Features

Supernatural Law Creator Batton Lash Dead at 65

Wolff & Byrd creator Batton Lash died Saturday at the age of 65 after a two-year battle with brain cancer. Though he was never a star of the comics mainstream, the announcement drew a surge of web posts from fans and independent comics creators who knew Lash as a friendly and supportive presence at comics conventions.

Born in Brooklyn in 1953, Lash attended New York’s School of Visual Arts, where he studied under comics legends Will Eisner and Harvey Kurtzman. After graduation, he did illustrations for such publications as Garbage magazine and the book Rock ‘n’ Roll Confidential and worked as an assistant for comics artist Howard Chaykin. Invited in 1979 to contribute to newly launched newsweekly Brooklyn Papers, Lash noted that the area where the broadsheet was distributed included a concentration of courts and law offices: a prime audience for a humorous strip about the law. His Wolff & Byrd, Counselors of the Macabre followed the case files of Alana Wolff and Jeff Byrd, whose legal practice specialized in supernatural and super-powered clients. Both gothic and cartoonish, Lash’s art reflected the influence of his mentors by combining realistic detail with expressive caricature. The strip ran in Brooklyn Papers until 1996 and, in 1983, was picked up by the National Law Review, where it continued until 1997.
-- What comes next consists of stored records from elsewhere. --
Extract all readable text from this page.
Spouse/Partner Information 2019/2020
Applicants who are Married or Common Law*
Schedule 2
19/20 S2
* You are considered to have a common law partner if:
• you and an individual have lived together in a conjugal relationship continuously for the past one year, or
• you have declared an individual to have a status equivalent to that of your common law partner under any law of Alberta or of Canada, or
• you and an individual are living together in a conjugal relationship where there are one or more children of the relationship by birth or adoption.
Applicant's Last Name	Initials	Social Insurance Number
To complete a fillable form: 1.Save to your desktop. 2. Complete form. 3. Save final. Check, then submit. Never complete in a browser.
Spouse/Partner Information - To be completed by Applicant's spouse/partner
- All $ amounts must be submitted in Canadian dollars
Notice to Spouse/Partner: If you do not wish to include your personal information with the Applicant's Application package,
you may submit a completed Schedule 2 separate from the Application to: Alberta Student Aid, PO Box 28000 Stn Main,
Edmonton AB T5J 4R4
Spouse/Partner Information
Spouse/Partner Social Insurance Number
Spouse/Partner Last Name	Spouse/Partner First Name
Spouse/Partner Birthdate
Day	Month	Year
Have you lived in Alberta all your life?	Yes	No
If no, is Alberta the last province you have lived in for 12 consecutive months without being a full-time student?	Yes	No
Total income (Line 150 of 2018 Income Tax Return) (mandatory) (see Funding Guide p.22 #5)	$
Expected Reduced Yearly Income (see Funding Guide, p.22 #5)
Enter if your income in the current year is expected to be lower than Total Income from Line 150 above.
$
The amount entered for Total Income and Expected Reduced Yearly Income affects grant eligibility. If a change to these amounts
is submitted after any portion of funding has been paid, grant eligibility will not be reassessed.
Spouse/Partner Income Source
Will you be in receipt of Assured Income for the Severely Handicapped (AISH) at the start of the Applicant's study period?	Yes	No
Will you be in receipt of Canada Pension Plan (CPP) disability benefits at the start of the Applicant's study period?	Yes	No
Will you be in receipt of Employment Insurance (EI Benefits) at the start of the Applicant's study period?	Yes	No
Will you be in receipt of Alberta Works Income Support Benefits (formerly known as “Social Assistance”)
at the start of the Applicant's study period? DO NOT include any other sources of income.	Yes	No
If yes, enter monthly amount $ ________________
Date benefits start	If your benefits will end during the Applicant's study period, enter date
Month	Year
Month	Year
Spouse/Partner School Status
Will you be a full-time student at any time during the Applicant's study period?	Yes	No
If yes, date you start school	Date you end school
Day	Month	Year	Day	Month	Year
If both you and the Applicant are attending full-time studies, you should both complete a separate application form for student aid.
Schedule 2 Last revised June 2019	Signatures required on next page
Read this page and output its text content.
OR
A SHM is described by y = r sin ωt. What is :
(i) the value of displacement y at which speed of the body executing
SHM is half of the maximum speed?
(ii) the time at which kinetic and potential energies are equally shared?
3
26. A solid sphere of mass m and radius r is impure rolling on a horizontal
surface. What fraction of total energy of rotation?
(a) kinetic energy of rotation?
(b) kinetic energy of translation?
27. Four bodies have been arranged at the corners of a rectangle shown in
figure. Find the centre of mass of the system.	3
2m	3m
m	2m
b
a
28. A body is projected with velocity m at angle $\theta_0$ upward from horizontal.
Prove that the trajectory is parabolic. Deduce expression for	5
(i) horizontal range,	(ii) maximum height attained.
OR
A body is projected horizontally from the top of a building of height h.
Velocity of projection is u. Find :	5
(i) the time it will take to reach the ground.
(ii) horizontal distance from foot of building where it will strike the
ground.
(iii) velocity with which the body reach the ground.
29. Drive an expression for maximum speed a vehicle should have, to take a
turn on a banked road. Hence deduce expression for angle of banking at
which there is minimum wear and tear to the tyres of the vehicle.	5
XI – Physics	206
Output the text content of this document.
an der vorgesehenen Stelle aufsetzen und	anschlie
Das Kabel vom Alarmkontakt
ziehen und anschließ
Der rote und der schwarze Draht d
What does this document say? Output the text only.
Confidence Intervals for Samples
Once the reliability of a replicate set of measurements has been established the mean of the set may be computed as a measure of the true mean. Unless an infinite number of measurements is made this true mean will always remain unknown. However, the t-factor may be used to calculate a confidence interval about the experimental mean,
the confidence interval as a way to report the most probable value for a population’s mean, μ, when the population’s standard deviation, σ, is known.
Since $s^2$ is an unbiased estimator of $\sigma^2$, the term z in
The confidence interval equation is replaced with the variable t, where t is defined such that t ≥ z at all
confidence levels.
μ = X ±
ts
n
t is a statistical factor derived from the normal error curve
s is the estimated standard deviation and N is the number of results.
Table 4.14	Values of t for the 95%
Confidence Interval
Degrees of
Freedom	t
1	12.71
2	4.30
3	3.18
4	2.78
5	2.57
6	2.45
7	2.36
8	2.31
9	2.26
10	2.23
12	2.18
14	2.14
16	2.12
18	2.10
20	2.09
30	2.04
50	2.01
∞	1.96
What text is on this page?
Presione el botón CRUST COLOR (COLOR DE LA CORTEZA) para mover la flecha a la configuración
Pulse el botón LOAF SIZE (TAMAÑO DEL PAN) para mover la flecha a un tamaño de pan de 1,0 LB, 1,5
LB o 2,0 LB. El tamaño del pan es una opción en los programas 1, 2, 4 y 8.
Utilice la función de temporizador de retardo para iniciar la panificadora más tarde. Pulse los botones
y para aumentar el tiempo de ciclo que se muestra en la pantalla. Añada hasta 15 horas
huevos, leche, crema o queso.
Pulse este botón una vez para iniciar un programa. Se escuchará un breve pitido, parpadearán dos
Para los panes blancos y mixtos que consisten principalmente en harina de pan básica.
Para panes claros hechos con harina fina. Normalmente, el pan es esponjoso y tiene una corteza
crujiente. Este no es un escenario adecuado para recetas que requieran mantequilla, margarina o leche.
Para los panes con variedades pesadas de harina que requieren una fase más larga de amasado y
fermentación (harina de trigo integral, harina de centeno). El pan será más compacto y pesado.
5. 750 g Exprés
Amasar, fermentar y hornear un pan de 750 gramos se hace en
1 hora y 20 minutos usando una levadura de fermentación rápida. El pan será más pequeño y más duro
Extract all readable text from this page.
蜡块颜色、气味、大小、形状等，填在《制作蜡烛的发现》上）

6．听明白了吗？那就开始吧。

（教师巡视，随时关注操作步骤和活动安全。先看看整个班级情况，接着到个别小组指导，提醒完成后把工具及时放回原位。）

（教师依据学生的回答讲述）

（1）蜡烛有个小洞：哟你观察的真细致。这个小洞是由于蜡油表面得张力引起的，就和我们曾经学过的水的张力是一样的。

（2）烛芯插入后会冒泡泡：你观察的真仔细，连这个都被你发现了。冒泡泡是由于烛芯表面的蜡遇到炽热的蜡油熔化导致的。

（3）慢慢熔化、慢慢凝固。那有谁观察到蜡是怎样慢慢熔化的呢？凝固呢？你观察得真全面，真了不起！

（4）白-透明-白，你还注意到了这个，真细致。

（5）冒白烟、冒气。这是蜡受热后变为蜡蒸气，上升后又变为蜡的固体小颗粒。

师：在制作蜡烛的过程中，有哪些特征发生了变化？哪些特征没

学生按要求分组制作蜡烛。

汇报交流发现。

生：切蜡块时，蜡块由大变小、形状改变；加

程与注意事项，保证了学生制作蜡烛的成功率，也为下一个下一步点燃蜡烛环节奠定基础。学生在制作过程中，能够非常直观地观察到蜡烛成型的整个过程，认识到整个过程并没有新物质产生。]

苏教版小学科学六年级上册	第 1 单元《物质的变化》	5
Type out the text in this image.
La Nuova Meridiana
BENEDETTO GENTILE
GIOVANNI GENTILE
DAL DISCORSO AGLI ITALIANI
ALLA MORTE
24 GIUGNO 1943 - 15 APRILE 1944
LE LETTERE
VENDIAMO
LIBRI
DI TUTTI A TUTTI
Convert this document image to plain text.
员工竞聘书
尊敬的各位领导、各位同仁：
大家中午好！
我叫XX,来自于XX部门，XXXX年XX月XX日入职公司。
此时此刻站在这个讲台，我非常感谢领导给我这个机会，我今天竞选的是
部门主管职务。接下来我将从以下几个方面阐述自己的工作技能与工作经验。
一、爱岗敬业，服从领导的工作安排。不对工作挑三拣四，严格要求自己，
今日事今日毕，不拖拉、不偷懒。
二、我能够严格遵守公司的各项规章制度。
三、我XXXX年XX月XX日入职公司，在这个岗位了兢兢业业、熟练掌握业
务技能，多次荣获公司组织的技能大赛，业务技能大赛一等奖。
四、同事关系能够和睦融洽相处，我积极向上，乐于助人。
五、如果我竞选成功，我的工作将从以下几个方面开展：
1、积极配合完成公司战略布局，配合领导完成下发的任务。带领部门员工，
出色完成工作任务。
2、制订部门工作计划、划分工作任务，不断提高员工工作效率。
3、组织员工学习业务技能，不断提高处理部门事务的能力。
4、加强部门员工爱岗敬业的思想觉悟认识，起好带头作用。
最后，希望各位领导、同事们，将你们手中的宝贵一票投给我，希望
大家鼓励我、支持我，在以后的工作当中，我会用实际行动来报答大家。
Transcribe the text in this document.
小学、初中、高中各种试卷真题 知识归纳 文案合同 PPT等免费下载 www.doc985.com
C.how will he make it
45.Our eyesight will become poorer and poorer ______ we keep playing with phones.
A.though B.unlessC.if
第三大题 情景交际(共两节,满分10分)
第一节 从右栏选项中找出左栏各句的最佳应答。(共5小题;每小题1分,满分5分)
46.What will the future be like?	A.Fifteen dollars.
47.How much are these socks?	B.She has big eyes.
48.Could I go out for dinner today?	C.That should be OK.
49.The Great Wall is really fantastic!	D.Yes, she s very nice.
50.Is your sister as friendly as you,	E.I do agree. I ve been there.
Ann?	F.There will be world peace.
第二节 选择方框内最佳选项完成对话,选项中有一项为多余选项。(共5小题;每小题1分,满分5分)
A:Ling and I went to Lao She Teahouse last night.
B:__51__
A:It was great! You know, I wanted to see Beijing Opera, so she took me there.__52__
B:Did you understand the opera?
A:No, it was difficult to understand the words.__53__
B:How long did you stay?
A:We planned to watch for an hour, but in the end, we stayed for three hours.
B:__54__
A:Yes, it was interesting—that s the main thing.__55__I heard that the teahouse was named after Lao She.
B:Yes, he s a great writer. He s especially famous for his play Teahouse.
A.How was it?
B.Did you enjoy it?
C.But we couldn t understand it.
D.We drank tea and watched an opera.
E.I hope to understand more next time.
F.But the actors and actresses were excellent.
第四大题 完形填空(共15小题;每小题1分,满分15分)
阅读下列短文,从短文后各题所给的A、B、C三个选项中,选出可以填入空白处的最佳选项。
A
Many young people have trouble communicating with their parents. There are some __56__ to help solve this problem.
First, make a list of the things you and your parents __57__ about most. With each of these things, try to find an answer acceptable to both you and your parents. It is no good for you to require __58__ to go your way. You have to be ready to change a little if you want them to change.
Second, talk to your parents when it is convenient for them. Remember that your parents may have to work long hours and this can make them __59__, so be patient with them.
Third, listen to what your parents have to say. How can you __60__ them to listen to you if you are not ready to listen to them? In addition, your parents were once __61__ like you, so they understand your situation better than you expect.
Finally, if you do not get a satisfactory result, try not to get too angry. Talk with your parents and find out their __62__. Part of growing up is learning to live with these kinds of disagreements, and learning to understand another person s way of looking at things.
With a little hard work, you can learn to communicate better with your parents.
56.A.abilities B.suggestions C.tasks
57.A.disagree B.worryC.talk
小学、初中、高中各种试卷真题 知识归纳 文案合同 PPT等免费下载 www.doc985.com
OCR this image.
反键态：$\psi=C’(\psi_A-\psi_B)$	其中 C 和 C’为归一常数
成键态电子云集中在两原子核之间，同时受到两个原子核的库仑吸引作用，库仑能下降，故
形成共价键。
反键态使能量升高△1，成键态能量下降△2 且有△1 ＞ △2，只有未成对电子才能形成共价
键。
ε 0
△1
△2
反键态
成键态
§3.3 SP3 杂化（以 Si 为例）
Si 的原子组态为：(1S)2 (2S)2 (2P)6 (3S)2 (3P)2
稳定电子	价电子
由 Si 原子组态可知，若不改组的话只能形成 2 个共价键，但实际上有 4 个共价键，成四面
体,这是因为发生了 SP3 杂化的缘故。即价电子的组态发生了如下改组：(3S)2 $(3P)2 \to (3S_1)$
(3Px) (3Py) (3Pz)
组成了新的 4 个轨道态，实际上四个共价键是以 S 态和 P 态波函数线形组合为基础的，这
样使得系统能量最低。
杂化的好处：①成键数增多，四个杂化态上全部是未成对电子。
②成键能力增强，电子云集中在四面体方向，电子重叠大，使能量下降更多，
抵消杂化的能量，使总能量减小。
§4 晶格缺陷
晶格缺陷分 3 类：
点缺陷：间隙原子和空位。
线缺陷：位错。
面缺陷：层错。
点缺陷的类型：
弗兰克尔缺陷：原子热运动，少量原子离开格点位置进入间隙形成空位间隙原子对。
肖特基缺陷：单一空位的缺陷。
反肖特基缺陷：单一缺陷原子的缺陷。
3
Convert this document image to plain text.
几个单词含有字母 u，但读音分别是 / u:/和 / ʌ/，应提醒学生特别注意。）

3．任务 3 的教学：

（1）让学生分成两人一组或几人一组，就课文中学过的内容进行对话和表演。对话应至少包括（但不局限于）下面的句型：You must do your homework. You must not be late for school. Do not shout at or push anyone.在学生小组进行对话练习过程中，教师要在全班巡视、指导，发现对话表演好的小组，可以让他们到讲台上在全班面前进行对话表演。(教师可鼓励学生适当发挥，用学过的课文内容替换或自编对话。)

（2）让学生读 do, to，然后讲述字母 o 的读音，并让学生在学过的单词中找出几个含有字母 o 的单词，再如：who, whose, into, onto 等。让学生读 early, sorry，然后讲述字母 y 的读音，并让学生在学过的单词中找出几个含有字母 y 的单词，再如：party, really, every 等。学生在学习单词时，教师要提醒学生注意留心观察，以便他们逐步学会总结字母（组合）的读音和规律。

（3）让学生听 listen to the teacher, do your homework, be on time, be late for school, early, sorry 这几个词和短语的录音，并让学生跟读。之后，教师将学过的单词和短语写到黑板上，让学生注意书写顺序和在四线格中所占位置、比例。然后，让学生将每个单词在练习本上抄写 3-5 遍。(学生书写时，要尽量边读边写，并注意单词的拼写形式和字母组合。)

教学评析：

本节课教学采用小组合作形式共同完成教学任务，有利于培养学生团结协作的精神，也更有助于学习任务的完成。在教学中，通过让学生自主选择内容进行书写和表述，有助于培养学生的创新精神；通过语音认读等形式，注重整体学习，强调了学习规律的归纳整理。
In 1994, Lash married Jackie Estrada, who has been administrator of the Eisner Awards at the San Diego Comic-Con International since 1990. The two formed Exhibit A Press in order to self-publish Wolff & Byrd as a comic book, eventually re-titled Supernatural Law.

Lash dressed like a lawyer — almost always in a suit and tie at conventions — and fans often mistook him for one. But other than doing courtroom sketches of the John Gotti trial, he had no professional background in the law. For Wolff & Byrd’s verisimilitude, he relied on personal research and the input of his longtime friend and consultant, Mitch Berger, a fellow SVA graduate with a law practice.

Wolff & Byrd was played for laughs and pop-culture parody, but one of its ongoing themes was the need to extend the protection of the law to marginalized and alienated figures. Lash’s own politics, however, leaned toward the libertarian end of the spectrum and he tended to vote Republican. Obama Nation, a 2009 strip written by James Hudnall and drawn by Lash for the infamous Andrew Breitbart’s BigGovernment.com sparked controversy when critics accused Lash of exaggerating the racial features of the President and First Lady in a manner that amounted to racist caricature.

From Obama Nation, by Lash and James Hudnall.
Whether in spite of or because of his libertarian tendencies, Lash was a strong supporter of the Comic Book Legal Defense Fund and its First Amendment principles, publishing in 2005 a special CBLDF-themed issue of Supernatural Law, 500 copies of which were donated for the CBLDF to sell at conventions.

Though focused on Supernatural Law, Lash occasionally ventured beyond it. Aside from Obama Nation, Lash drew for issues of Bongo Comics’ The Simpsons and Radioactive Man, as well as for the Archie/Marvel crossover comic Archie Meets the Punisher. He also contributed to DC’s Big Books series.

Lash toiled in the spirit-breaking fields of indy comics, nurturing Supernatural Law’s rare achievement: an ongoing, non-mainstream, comic-book series, most of it in black and white, that survived and maintained a following for more than thirty years. Fellow indy creator Mark Wheatley posted on Facebook, “Tonight I lost a friend and the Frankenstein Mobster lost his Lawyers. Batton Lash and I have been creating comics for about the same time, and since we have both been self-publishing, we have been fighting the same battles and finding many of the same rewards. In that time Batton has always been clever, creative, resourceful, resilient and fun to hang out with. He should have been turning out more great comics for years to come.”

Supernatural Law received an Eisner Award for Best Humor Publication in 2002. Other awards presented to Lash include the Inkpot Award in 2004, the Don Thompson Award for Best Achievement by a Cartoonist in 1996, and the Independent Book Publishers Benjamin Franklin Award in 2009. A collection and an individual issue by Lash were nominated for Harvey Awards in 2003.

Lash is survived by Estrada, who said funeral services will be held in New York and in San Diego, the two geographic poles of the American comics field.